Kicking off her three-day trip in the U.K. capital with a breakfast July 27 at Team USA’s facilities, the first lady is set to attend various functions and spread an important message: Olympians are powerful and important role models for young children.
Obama reminded Team USA’s athletes that American children everywhere look up to them not only as excellent athletes, but also as promoters of active lifestyles.
“As you all compete here, think of your fellow competitors back home, all those young kids who are going to be thinking of the visions they see of you as they go spike a ball or put their toe in that first water,” Obama said to the American competitors. “They're going to look at you and then they're going to try something — right?”
But the first lady also encouraged American and British kids to look up to Olympians as models of athleticism and healthy living. During remarks at a Let’s Move! event at Ambassador to the United Kingdom Louis Susman’s residence, Obama told the children stories of the obstacles that now-famous Olympians Apolo Ohno and Shawn Johnson had to overcome to succeed in their sports.

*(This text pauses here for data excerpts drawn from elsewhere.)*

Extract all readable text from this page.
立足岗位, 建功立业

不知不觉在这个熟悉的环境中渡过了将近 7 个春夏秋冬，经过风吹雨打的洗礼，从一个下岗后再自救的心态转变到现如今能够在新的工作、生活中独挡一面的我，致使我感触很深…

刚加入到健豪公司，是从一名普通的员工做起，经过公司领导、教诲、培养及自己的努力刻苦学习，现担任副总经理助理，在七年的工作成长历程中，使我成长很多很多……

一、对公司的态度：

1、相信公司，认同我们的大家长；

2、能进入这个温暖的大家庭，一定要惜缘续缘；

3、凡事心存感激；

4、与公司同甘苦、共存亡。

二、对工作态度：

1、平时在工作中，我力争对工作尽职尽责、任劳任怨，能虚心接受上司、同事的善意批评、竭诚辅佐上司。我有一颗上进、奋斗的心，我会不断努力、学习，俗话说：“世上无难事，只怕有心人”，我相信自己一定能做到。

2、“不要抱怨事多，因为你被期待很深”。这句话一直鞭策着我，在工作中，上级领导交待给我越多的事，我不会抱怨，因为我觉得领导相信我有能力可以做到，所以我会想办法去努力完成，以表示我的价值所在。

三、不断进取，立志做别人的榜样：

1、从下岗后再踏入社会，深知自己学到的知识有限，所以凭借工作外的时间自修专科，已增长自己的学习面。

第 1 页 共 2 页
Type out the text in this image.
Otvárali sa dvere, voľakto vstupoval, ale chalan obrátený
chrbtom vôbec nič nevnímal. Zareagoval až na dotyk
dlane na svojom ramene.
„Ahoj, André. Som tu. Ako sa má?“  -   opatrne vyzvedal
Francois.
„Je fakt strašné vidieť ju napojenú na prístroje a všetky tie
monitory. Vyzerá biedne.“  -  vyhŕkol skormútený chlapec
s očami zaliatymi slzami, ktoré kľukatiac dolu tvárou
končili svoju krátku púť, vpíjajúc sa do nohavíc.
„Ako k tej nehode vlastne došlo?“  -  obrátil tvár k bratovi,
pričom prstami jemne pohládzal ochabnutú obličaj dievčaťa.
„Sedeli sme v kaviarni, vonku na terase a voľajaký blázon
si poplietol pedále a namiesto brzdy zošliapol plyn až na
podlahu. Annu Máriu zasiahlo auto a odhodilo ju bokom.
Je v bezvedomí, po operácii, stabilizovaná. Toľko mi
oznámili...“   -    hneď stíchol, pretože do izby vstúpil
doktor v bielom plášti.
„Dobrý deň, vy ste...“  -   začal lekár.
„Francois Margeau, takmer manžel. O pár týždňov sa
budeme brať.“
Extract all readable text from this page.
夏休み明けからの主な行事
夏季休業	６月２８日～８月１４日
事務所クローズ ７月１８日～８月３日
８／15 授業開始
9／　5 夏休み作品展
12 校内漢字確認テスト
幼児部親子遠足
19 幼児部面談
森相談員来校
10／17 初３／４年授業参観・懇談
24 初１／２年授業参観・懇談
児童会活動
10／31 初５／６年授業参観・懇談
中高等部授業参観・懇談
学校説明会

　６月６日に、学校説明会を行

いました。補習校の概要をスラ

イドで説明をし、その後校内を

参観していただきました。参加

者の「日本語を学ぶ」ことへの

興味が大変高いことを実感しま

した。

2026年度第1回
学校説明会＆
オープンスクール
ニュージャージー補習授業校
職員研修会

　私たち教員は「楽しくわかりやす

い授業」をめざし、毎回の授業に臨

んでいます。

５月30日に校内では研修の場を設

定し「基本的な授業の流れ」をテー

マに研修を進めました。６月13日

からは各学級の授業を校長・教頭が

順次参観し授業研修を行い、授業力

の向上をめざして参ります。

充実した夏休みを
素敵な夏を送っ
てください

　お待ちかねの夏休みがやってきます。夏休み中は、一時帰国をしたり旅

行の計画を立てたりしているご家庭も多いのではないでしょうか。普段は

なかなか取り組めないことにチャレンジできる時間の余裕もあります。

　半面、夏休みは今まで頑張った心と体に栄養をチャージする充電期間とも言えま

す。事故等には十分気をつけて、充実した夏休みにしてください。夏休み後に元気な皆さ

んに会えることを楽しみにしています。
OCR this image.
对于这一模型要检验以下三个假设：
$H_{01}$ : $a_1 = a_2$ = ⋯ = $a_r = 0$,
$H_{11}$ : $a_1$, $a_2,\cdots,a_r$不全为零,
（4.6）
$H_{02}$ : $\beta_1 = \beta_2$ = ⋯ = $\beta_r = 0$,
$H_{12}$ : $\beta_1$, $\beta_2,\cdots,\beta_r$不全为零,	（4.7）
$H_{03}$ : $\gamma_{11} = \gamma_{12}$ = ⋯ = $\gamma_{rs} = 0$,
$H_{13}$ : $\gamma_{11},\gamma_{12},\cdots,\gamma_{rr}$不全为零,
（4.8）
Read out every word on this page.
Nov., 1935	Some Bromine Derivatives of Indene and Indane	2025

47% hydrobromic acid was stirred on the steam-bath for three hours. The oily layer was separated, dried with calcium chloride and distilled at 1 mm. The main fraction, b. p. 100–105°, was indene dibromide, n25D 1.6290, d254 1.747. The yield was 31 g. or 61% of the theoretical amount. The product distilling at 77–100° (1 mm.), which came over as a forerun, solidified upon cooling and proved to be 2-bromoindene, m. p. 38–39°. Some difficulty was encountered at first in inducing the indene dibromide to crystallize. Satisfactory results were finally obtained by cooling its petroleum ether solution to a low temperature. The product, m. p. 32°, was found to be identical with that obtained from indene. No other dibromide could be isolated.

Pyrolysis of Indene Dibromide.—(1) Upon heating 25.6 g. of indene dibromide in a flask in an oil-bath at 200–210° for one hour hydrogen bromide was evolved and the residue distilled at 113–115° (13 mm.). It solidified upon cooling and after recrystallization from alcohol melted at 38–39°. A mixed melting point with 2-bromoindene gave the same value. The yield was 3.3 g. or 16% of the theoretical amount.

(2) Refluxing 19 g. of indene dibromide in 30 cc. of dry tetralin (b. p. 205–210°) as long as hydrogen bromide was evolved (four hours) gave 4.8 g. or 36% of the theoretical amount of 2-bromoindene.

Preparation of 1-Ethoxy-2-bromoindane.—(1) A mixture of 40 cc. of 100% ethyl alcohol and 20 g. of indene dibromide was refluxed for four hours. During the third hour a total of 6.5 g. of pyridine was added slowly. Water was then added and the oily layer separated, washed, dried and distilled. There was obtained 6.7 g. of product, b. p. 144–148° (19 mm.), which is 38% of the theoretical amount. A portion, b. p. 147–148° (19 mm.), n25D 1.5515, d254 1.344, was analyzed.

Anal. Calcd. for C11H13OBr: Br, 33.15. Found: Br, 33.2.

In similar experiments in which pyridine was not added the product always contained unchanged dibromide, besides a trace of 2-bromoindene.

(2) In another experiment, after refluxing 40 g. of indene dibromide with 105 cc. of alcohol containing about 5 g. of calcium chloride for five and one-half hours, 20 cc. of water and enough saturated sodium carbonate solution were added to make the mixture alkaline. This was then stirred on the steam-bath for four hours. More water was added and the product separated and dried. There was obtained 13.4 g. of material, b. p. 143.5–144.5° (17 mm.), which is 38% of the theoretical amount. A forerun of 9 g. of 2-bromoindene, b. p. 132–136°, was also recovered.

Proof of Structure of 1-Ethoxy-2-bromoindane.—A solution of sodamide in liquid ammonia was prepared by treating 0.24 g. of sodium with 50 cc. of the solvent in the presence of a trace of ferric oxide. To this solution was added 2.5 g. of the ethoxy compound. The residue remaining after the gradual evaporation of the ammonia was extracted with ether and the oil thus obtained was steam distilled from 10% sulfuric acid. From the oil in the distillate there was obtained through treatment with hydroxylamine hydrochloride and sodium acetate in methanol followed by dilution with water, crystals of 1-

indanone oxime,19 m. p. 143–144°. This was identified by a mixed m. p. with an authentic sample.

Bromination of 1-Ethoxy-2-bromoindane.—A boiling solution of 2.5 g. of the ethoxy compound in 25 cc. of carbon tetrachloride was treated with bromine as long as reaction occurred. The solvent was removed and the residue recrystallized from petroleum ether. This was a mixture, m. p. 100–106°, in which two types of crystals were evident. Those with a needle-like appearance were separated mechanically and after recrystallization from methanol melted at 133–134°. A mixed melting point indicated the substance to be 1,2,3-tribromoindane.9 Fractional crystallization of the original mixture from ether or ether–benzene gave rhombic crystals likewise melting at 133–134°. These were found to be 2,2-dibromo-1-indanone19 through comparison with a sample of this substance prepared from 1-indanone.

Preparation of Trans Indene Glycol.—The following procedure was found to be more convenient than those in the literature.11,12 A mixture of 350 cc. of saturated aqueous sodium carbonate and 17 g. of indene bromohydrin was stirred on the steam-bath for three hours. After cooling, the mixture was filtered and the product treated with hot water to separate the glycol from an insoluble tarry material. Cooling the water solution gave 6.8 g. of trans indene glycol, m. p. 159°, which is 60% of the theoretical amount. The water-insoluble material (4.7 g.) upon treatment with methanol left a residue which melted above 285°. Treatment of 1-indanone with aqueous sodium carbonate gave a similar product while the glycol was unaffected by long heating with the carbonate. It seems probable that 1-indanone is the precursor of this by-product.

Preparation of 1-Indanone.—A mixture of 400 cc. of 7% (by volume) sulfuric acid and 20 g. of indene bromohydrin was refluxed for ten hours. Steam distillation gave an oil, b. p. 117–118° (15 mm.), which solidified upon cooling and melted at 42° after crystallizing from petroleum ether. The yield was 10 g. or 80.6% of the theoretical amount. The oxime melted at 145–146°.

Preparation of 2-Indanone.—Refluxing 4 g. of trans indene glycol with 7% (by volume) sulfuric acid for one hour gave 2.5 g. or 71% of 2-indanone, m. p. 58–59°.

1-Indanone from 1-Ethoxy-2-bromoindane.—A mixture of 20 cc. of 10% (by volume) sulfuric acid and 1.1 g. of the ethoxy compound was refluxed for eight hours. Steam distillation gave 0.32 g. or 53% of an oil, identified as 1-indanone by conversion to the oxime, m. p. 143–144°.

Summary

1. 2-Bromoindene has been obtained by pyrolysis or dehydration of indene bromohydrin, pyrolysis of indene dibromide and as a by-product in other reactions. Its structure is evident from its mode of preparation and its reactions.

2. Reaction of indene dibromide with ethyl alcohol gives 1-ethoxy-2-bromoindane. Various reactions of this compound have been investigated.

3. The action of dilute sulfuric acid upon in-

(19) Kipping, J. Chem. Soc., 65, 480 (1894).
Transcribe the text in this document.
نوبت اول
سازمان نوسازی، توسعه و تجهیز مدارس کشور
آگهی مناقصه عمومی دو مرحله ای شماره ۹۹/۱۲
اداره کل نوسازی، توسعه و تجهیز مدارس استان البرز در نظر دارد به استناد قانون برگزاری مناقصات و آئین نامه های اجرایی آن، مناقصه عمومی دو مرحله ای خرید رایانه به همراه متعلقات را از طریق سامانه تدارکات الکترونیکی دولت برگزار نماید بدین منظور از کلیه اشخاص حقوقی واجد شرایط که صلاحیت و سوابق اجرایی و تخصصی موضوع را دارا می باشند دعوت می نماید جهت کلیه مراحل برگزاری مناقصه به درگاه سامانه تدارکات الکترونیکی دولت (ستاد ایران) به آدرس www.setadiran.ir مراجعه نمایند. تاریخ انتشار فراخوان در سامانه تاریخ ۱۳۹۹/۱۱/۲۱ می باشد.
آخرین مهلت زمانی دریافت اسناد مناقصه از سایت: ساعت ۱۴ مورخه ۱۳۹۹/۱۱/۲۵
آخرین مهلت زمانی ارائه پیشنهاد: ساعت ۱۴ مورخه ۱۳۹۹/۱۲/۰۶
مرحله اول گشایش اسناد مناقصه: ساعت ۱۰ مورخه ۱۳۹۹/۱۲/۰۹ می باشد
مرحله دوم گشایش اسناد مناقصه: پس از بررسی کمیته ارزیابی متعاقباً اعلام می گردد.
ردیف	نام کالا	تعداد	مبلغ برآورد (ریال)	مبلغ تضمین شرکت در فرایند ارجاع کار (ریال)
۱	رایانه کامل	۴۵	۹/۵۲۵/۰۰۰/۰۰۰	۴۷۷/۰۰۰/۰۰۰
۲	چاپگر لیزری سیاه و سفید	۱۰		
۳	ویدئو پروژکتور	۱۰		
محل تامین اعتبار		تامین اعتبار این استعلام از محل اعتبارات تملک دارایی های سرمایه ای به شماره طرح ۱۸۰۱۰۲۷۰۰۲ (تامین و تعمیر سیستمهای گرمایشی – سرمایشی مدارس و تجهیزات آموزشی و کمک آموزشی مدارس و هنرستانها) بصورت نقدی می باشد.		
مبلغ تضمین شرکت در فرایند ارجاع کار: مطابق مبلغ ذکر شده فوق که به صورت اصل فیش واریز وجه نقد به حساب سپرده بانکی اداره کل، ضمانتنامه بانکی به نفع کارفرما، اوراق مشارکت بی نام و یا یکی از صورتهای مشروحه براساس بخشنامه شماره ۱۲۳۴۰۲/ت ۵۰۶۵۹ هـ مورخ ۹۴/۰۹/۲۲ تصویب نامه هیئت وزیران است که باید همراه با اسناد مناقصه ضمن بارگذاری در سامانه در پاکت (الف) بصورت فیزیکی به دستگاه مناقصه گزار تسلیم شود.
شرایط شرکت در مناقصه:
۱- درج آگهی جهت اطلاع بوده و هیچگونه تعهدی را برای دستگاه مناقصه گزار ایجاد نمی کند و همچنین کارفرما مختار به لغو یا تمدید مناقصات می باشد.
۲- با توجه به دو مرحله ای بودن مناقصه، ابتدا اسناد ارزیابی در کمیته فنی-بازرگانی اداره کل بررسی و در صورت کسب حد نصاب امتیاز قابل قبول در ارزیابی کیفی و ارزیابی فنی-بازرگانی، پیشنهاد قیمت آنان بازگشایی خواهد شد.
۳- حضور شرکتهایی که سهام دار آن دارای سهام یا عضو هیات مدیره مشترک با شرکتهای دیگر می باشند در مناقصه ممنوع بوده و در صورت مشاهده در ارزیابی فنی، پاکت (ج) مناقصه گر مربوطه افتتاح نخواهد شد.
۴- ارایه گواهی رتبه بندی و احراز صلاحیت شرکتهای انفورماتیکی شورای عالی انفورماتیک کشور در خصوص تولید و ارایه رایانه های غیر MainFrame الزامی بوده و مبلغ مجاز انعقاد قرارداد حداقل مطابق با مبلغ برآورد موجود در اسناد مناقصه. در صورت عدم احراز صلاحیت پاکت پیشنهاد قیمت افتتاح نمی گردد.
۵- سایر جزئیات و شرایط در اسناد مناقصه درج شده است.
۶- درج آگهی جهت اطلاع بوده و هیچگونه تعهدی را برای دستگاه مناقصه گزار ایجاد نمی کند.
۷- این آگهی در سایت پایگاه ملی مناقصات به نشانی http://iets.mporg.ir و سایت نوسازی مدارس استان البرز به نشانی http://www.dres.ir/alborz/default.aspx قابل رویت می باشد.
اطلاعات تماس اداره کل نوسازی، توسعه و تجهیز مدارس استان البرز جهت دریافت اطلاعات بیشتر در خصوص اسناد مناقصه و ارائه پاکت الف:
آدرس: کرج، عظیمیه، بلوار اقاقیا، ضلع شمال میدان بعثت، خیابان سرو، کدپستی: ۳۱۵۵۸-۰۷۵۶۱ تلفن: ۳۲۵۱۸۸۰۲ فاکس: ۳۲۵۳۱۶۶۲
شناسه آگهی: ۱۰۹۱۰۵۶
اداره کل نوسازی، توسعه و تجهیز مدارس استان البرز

“The stories of these athletes reminds us that being an Olympian isn’t just about winning a gold or setting a record. It’s about pushing yourself, and believing in yourself, and refusing to give up,” she said. “You've got to tell yourself that time and time again — right?”
Above, the first lady, right, and retired three-time Olympian in artistic gymnastics Dominique Dawes watch a Olympic tennis match on July 28.